Nancy Lindborg Takes Helm of USIP
Leader in International Development and Humanitarian Response Will Be Fifth President
Leader in International Development and Humanitarian Response will be Fifth President
For Immediate Release, February 2, 2015
Contact: Allison Sturma, 202-429-4725
(Washington) – Nancy Lindborg today became the fifth president of the U.S. Institute of Peace. In its 30th year, the Institute works in Washington and in some of the world’s most volatile regions, including Iraq, Afghanistan, Syria, Libya, Sudan and South Sudan.
USIP’s board chairman, Stephen Hadley, presided during Lindborg’s swearing-in at the organization’s iconic headquarters on the National Mall. The Honorable Vanessa Ruiz, judge of the D.C. Court of Appeals, administered the oath of office.
Lindborg told dignitaries and Institute staff that her 20 years of working in and around conflict has led her to an “unshaken conviction that we must be focused on all the ways to prevent, to mitigate, to help people in communities around the world recover from violent conflict.” Lindborg has served as president of Mercy Corps and as assistant administrator at the Agency for International Development.
Lindborg underscored the confluence of crises that, in 2014, overburdened the available humanitarian response.
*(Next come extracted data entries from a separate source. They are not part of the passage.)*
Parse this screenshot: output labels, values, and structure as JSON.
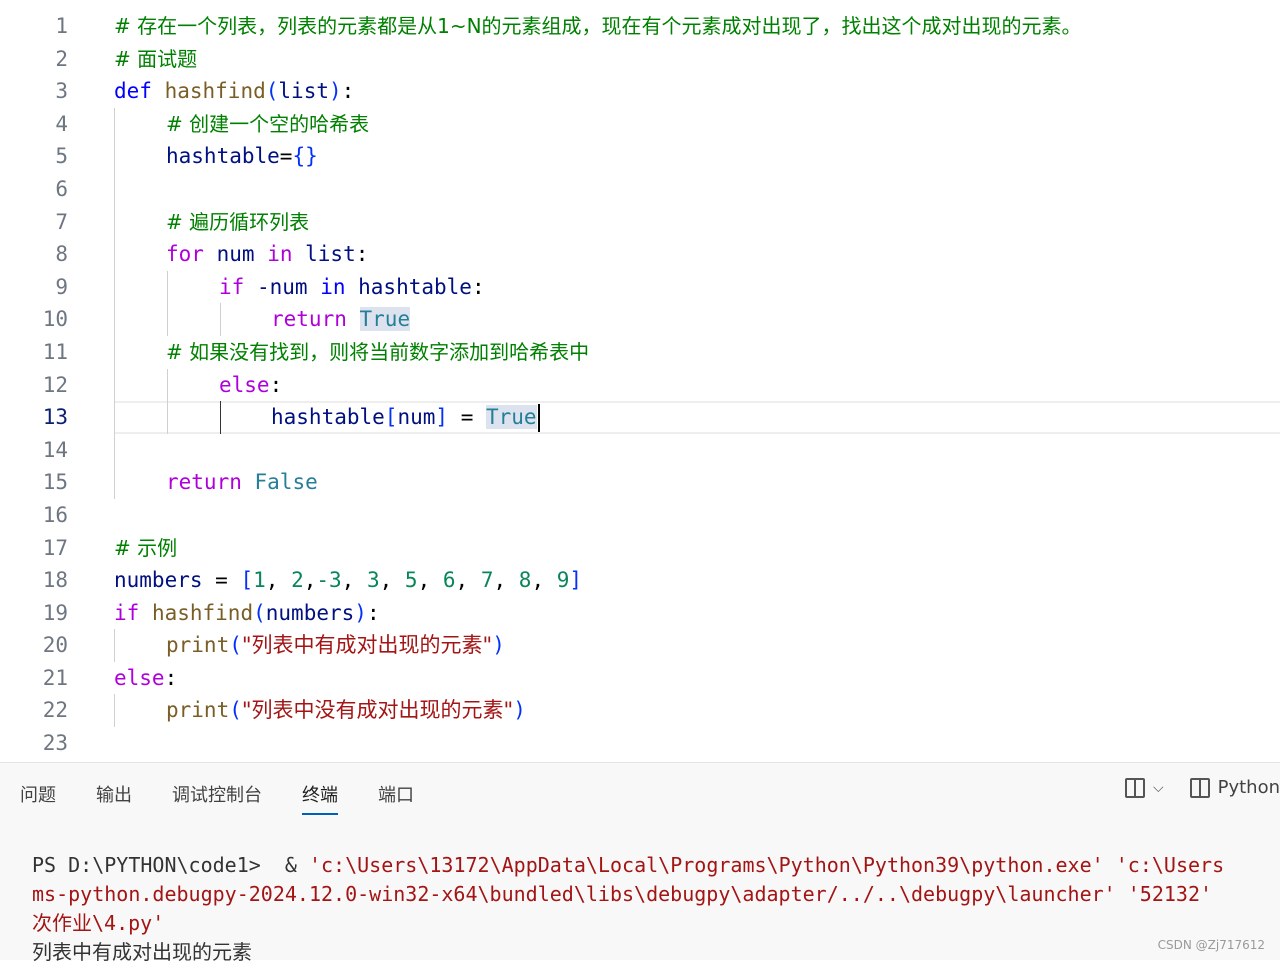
{
  "editor": {
    "active_line": 13,
    "line_numbers": [
      "1",
      "2",
      "3",
      "4",
      "5",
      "6",
      "7",
      "8",
      "9",
      "10",
      "11",
      "12",
      "13",
      "14",
      "15",
      "16",
      "17",
      "18",
      "19",
      "20",
      "21",
      "22",
      "23"
    ],
    "l1_comment": "# 存在一个列表，列表的元素都是从1~N的元素组成，现在有个元素成对出现了，找出这个成对出现的元素。",
    "l2_comment": "# 面试题",
    "l3_def": "def",
    "l3_fn": "hashfind",
    "l3_param": "list",
    "l4_comment": "# 创建一个空的哈希表",
    "l5_var": "hashtable",
    "l7_comment": "# 遍历循环列表",
    "l8_for": "for",
    "l8_var": "num",
    "l8_in": "in",
    "l8_iter": "list",
    "l9_if": "if",
    "l9_expr": "-num",
    "l9_in": "in",
    "l9_target": "hashtable",
    "l10_return": "return",
    "l10_value": "True",
    "l11_comment": "# 如果没有找到，则将当前数字添加到哈希表中",
    "l12_else": "else",
    "l13_target": "hashtable",
    "l13_index": "num",
    "l13_value": "True",
    "l15_return": "return",
    "l15_value": "False",
    "l17_comment": "# 示例",
    "l18_var": "numbers",
    "l18_list": [
      "1",
      "2",
      "-3",
      "3",
      "5",
      "6",
      "7",
      "8",
      "9"
    ],
    "l19_if": "if",
    "l19_fn": "hashfind",
    "l19_arg": "numbers",
    "l20_fn": "print",
    "l20_str": "\"列表中有成对出现的元素\"",
    "l21_else": "else",
    "l22_fn": "print",
    "l22_str": "\"列表中没有成对出现的元素\""
  },
  "panel": {
    "tabs": [
      "问题",
      "输出",
      "调试控制台",
      "终端",
      "端口"
    ],
    "active_tab": "终端",
    "layout_icon": "split-panel-icon",
    "terminal_profile": "Python"
  },
  "terminal": {
    "prompt": "PS D:\\PYTHON\\code1>",
    "amp": "&",
    "exe": "'c:\\Users\\13172\\AppData\\Local\\Programs\\Python\\Python39\\python.exe'",
    "arg1": "'c:\\Users",
    "line2_path": "ms-python.debugpy-2024.12.0-win32-x64\\bundled\\libs\\debugpy\\adapter/../..\\debugpy\\launcher'",
    "line2_port": "'52132'",
    "line3_prefix": "次作业",
    "line3_file": "\\4.py'",
    "output": "列表中有成对出现的元素"
  },
  "watermark": "CSDN @Zj717612"
}
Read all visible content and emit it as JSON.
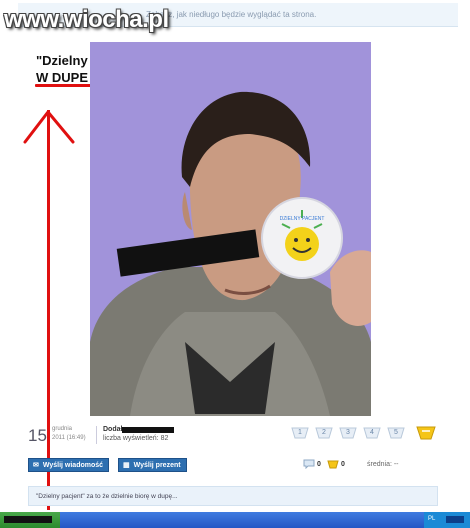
{
  "site": {
    "logo": "www.wiocha.pl"
  },
  "banner": {
    "text": "Zobacz, jak niedługo będzie wyglądać ta strona."
  },
  "post": {
    "caption_line1": "\"Dzielny pacjent\" za to że dzielnie BIORE",
    "caption_line2": "W DUPE",
    "sticker_text": "DZIELNY PACJENT",
    "date_day": "15",
    "date_month": "grudnia",
    "date_time": "2011 (16:49)",
    "added_label": "Dodał",
    "views_label": "liczba wyświetleń: 82",
    "comment_preview": "\"Dzielny pacjent\" za to że dzielnie biorę w dupę..."
  },
  "rating": {
    "options": [
      "1",
      "2",
      "3",
      "4",
      "5"
    ]
  },
  "buttons": {
    "send_message": "Wyślij wiadomość",
    "send_gift": "Wyślij prezent"
  },
  "stats": {
    "comments": "0",
    "gifts": "0",
    "average_label": "średnia: --"
  },
  "taskbar": {
    "language": "PL"
  },
  "colors": {
    "accent": "#2d6fb0",
    "annotation_red": "#e01010",
    "photo_wall": "#9a8ad6"
  }
}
She cited the wars in Syria, South Sudan, and the Central African Republic, and the world’s biggest outbreak of the Ebola virus, as reasons why.
“Every one of those crises had their roots… in the kind of devastation that happens when there is violent conflict,” Lindborg said. “Ebola was, in particular, a wake-up call for why we need to pay attention to global conflict as the virus raged through countries that had only recently emerged from conflict and then threatened the U.S. and other countries.”
Hadley, who served as the U.S. national security advisor from 2005 to 2009, introduced Lindborg. “As USIP works to advance the cause of peace in fragile democracies from Afghanistan to South Sudan, Nancy is the ideal leader to take the organization forward,” he said after the ceremony.
Lindborg concluded by calling the Institute an “essential, enduring institution that is the expression and the voice of the American people’s commitment to peace.”
Lindborg has spent her career working on issues of transition, democracy and civil society, conflict and humanitarian response, most recently as the assistant administrator of the Bureau for Democracy, Conflict and Humanitarian Assistance at the Agency for International Development. She served as president of Mercy Corps, which she spent 14 years helping to build into a globally respected organization known for innovative programs in the most challenging environments.